Unterdessen fange ich an, den Empty-Nest-Status schätzen zu lernen. Manchmal noch beschleicht mich neben mütterlicher Sorge das Gefühl, zur Sturmfreiheit fehle mir irgendwie die übliche Jugendlichkeit. Doch das sind Blitzlichter und mit ihnen lässt sich leben. Es gibt allerdings auch echte Rückschläge. Wie zum Beispiel den, dass ich vor lauter Tatendrang und Aktivität das nächste Highlight unseres beschaulichen Dorfes verpassen werde. Wer träumt nicht davon, endlich ein Herzmodell oder - noch besser! - ein Darmmodell begehen zu können? Wer möchte nicht angeleitet werden, selbst Operateur oder Operateurin zu werden, um das Erlernte gleich umzusetzen („Sie haben sicherlich nichts dagegen, wenn ich Ihnen 45° Ihres Knies entferne?“)? Wer interessierte sich nicht brennend für Expertengespräche (die haben einfach so viel mehr drauf als Expertinnen)? Wem ist nicht auch nichts lieber, als den Keimen auf der Spur zu sein? Für mich leider bleibt das alles ein Wunschtraum, denn ich muss erst arbeiten und anschließend in die Hauptstadt, um einem älteren Herrn draußen beim Singen zuzusehen. 



Freitag, 5. Mai 2023

Die Welt ist eine Erbse

Nach Kurztrip in beziehungsweise Roadtrip durch den Süden hadere ich weiterhin mit den hiesigen Temperaturen. Auch Bilder und Videos des Sohnes aus tropischen Gefilden helfen nicht, einstellige Plusgrade zu ertragen. Unser Dorf soll wärmer werden! Selbst der Pitstop in Nordrhein-Westfalen konnte mehr, ließ er doch weiter offene Schuhe zu. Aus Gründen musste ich jedoch zurück nach Hamburg. Ich probierte mich mal wieder an der Deutschen Bahn. Diesmal wurde die eingebaute Verspätung durch eine zweite Klasse mit erstklassigem Sitzarrangement wettgemacht. Die prognostizierte „Geringe Auslastung“ stimmte sogar. Ich fand einen freien Einzelsessel, wenn auch mit belegtem Gegenüber. Wir packten unsere Laptops aus, arbeiteten und haderten nur ein klein wenig mit dem WLAN (genau genommen ich sogar mehr als der junge Mann). Irgendwann klingelte sein Telefon. Nicht ganz die feine englische Art, aber eben neugierig, guckte ich auf sein Display und erkannte den Anrufer als einen Kollegen.

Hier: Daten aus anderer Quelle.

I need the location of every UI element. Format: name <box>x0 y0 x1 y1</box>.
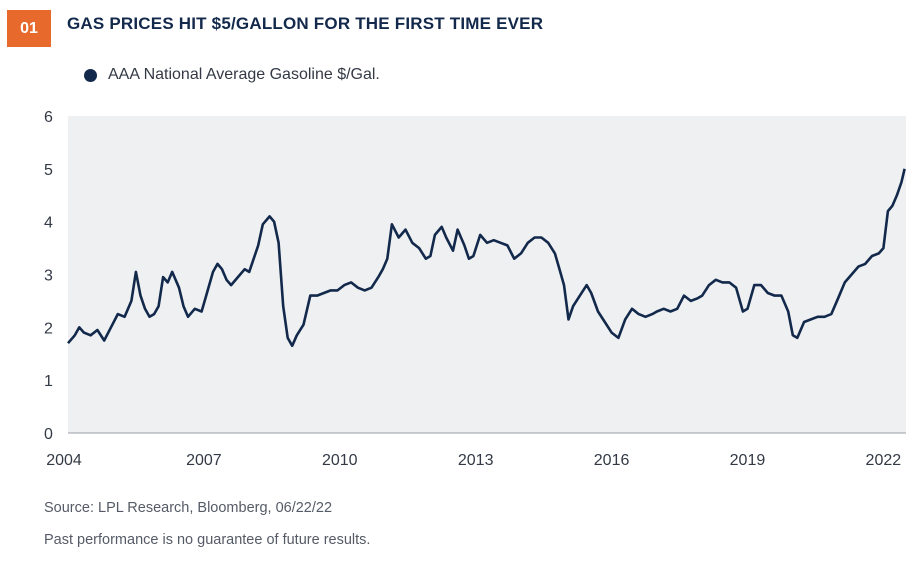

Da er dort mit seiner Jobkennung geführt wurde, gab es nur eine Erklärung: auch mein Gegenüber muss einer sein. So war es auch. Wenn auch erst seit einem Monat. Altersgemäß hatte ich gedacht, so sehen junge Männer eben häufig aus, als er mir irgendwie bekannt vorkam. Dabei hatte ich ihn kurz auf dem Bildschirm gesehen, als er morgens allen vorgestellt wurde. Immerhin konnte ich diese Scharte auswetzen, denn ich erinnerte mich ungestützt an seinen Nachnamen. Der Rest der Fahrt war kurzweilig. Als zusätzlichen Bonus - und um mich dem Sohn näher zu fühlen - spendierte ich mir in Hamburg angekommen ein vietnamesisches Essen. Das wärmt auch.